WASHINGTON – The US First lady, Melania Trump, caused the stir with her “I Really Don’t Care” jacket, and this has inspired clothing companies to sell T-shirts with a counter message and donate the proceeds to refugee services.
Melania wore the controversial jacket during her visit to a camp of migrant children near the border. Many people regarded that as a clear lack of appropriate responses to the immigration crisis in the USA.
Though Melania Trump’s press team said there was no hidden message behind the jacket, President Trump later tweeted the words were aimed at the media.
Pop City company in New Orleans made a $25-olive green T-shirt with the words “I Really Do Care, Do U?” emblazoned in white graffiti-style lettering (the same style as Melania Trump’s jacket).
“I came up with the shirt because I’m frustrated and upset with the tone of the current debate over immigration. Melania should be a standard-bearer,” Pop City owner, Rhonda Findley, told CNN on June 22.
She continued: “If her standard is that, then it’s up to the rest of us who use fashion or T-shirts … to be socially conscious and to answer when people misstep or do what the first lady did.”
Pop City announced that 25% of proceeds will benefit the Refugee and Immigrant Center for Education and Legal Services (RAICES), a nonprofit in Texas that offers free and low-cost legal services to immigrants and refugees.
While another 25% will go to the Catholic Charities Archdiocese of New Orleans’ Immigration and Refugee Services.
On its behalf, Wildfang company in Portland borrowed the same font style and sells a black T-shirt for $40 and a black and olive green bomber jackets for $98 — both boasting the message “I Really Care, Don’t You?”
Wildfang confirmed that it will give back more than $150,000 in 2018 by donating 100% of the proceeds from its “I Really Care” line to RAICES next July.
“My heart has broken all week watching the images of children in detention centers.

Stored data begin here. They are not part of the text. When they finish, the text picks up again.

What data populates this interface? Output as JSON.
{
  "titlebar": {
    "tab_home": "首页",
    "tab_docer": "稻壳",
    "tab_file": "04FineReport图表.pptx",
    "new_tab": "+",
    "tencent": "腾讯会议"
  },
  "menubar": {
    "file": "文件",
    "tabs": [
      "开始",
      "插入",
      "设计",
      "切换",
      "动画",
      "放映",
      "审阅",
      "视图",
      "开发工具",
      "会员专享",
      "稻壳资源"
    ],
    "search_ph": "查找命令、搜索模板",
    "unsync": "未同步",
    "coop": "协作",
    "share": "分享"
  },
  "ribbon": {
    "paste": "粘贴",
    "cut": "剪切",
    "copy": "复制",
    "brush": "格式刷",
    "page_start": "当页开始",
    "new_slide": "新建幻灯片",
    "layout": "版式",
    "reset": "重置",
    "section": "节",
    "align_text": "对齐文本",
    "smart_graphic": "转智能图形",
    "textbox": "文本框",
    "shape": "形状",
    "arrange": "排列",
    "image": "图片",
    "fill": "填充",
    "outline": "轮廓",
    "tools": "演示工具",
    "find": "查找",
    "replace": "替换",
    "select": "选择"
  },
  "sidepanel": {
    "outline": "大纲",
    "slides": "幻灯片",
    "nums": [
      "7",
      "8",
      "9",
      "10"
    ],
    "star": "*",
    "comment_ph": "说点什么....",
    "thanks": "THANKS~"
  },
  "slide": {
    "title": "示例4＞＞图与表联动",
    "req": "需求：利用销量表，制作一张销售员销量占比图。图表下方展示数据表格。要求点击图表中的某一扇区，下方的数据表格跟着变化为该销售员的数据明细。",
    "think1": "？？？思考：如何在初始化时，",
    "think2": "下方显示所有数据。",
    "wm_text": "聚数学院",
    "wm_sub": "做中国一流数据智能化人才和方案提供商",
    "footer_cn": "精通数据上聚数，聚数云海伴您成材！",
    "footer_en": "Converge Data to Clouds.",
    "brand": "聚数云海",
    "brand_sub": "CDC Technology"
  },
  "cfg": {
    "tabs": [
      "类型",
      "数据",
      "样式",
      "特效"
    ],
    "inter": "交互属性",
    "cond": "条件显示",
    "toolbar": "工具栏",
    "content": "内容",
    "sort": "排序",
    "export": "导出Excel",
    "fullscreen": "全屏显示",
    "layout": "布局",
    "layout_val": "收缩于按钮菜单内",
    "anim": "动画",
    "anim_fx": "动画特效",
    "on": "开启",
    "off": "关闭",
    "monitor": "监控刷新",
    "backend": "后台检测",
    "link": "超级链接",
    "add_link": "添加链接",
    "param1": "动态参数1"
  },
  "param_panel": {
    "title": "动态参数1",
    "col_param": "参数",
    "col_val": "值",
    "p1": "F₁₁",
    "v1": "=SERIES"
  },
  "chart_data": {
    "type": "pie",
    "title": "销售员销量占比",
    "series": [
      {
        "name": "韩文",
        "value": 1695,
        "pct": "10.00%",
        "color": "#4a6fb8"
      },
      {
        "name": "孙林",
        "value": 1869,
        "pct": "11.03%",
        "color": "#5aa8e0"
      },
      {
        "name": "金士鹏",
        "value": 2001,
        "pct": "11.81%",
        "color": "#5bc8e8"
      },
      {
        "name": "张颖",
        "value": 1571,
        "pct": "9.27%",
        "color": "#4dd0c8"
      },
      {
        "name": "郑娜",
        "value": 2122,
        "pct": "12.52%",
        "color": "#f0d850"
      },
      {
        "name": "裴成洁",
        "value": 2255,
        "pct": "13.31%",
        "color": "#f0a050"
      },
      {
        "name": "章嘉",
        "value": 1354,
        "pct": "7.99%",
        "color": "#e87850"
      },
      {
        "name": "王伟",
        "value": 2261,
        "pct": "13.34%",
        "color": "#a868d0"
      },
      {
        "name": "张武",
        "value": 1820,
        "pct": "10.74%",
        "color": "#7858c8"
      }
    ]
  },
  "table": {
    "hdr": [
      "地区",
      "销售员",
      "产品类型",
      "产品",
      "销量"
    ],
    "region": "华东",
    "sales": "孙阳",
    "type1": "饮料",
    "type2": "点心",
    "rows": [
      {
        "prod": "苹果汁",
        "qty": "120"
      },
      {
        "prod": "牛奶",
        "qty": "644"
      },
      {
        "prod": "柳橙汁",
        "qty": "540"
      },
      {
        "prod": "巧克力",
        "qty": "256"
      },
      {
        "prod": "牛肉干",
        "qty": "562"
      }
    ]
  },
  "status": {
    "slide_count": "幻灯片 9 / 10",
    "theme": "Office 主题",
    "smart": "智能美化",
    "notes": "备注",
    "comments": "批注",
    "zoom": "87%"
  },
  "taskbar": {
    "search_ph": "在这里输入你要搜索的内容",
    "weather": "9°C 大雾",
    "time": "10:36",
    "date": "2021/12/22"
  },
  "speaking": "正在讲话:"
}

Yesterday I opened my news app and saw Melania’s jacket and it was just so appalling,” CEO Emma McIlroy expressed.
“We wanted to send our own message and to make it clear how we feel about immigrants and their human rights,” she continued. “We want to hit $50,000. We’ll be truly delighted to send that check.”
Migrants in US
The American imam, Omar Suleiman, commented on the suffering of migrant children in the US by saying:
“One by one as I reached up and put my hand on the glass, a crying child put their hand to mine and looked me in the eyes with their tears flowing. I hated not being able to wipe their tears. And I hated not being the parent they so wished to see. I also hated not being able to tell them that everything was going to be ok, or that help was on the way.”
He continued on his Facebook post which shows a kid in a dark surrounding behind bars:
“I don’t remember ever feeling so helpless as I watched those children taken away only to be stored in another warehouse. And I was haunted by the thought of how helpless their mothers probably felt as they were ripped away from them. I don’t remember the last time I cried my eyes out. I don’t remember the last time I have ever been left so speechless.”
“Not only have these children been separated from their families, but they are also being separated from their human family. And while I will probably never know their names, nor will they know mine, they are my children. And they’re yours too,” Suleiman feels.